The course focuses on four aspects of context-driven information fusion in video processing for human-centric applications:
(1) Sources of contextual information and case studies in multi-camera networks;
(2) Interfacing vision processing with high-level data fusion to build up knowledge based and behavior models;
(3) Human pose, gaze, activity, facial expression, preferences, behavior modeling, and user feedback as sources of
human-centric context;
(4) Case studies of incorporating vision-based activity and expression recognition algorithms into adaptive systems that
learn user preferences and adjust their services accordingly.

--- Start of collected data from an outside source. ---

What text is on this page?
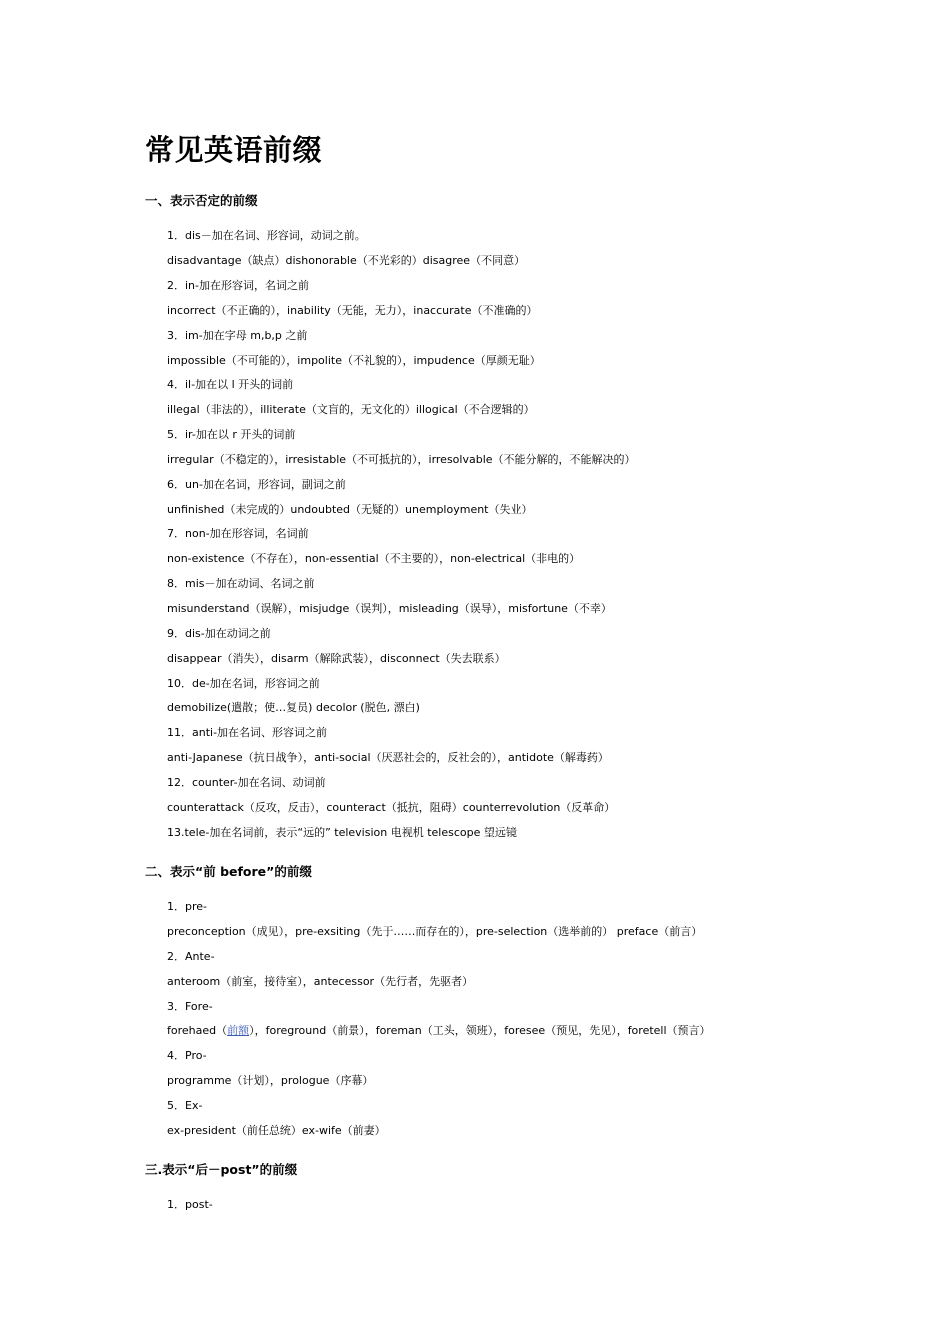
常见英语前缀
一、表示否定的前缀
1．dis－加在名词、形容词，动词之前。
disadvantage（缺点）dishonorable（不光彩的）disagree（不同意）
2．in-加在形容词，名词之前
incorrect（不正确的），inability（无能，无力），inaccurate（不准确的）
3．im-加在字母 m,b,p 之前
impossible（不可能的），impolite（不礼貌的），impudence（厚颜无耻）
4．il-加在以 l 开头的词前
illegal（非法的），illiterate（文盲的，无文化的）illogical（不合逻辑的）
5．ir-加在以 r 开头的词前
irregular（不稳定的），irresistable（不可抵抗的），irresolvable（不能分解的，不能解决的）
6．un-加在名词，形容词，副词之前
unfinished（未完成的）undoubted（无疑的）unemployment（失业）
7．non-加在形容词，名词前
non-existence（不存在），non-essential（不主要的），non-electrical（非电的）
8．mis－加在动词、名词之前
misunderstand（误解），misjudge（误判），misleading（误导），misfortune（不幸）
9．dis-加在动词之前
disappear（消失），disarm（解除武装），disconnect（失去联系）
10．de-加在名词，形容词之前
demobilize(遣散；使…复员) decolor (脱色, 漂白)
11．anti-加在名词、形容词之前
anti-Japanese（抗日战争），anti-social（厌恶社会的，反社会的），antidote（解毒药）
12．counter-加在名词、动词前
counterattack（反攻，反击），counteract（抵抗，阻碍）counterrevolution（反革命）
13.tele-加在名词前，表示“远的” television 电视机 telescope 望远镜
二、表示“前 before”的前缀
1．pre-
preconception（成见），pre-exsiting（先于……而存在的），pre-selection（选举前的） preface（前言）
2．Ante-
anteroom（前室，接待室），antecessor（先行者，先驱者）
3．Fore-
forehaed（前额），foreground（前景），foreman（工头，领班），foresee（预见，先见），foretell（预言）
4．Pro-
programme（计划），prologue（序幕）
5．Ex-
ex-president（前任总统）ex-wife（前妻）
三.表示“后－post”的前缀
1．post-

The course topics and case studies are supported by a large collection of implemented examples covering
various layers of processing from early vision extraction to intermediate soft decisions in multi-camera processing or latent-space
activity recognition, and to high-level inference of semantics based on visual clues.
BENEFITS & LIST OF TOPICS
The tutorial will provide the participants with an understanding of the key concepts, state-of-the-art techniques, new application
opportunities, and open issues in the areas described above. The course is organized into the following syllabus:
(1) Introduction and motivation:
(2) Use of context in video processing:
(3) Interface of vision and high-level inference:
(4) Human-centric inference
(5) Adaptive systems
(6) Conclusions and new frontiers
INTENDED AUDIENCE
The short course is intended for PhD students, scientists, engineers, application developers, computer vision specialists and others interested in the
areas of information retrieval and human-computer interaction. A basic understanding of image processing and machine learning is a prerequisite.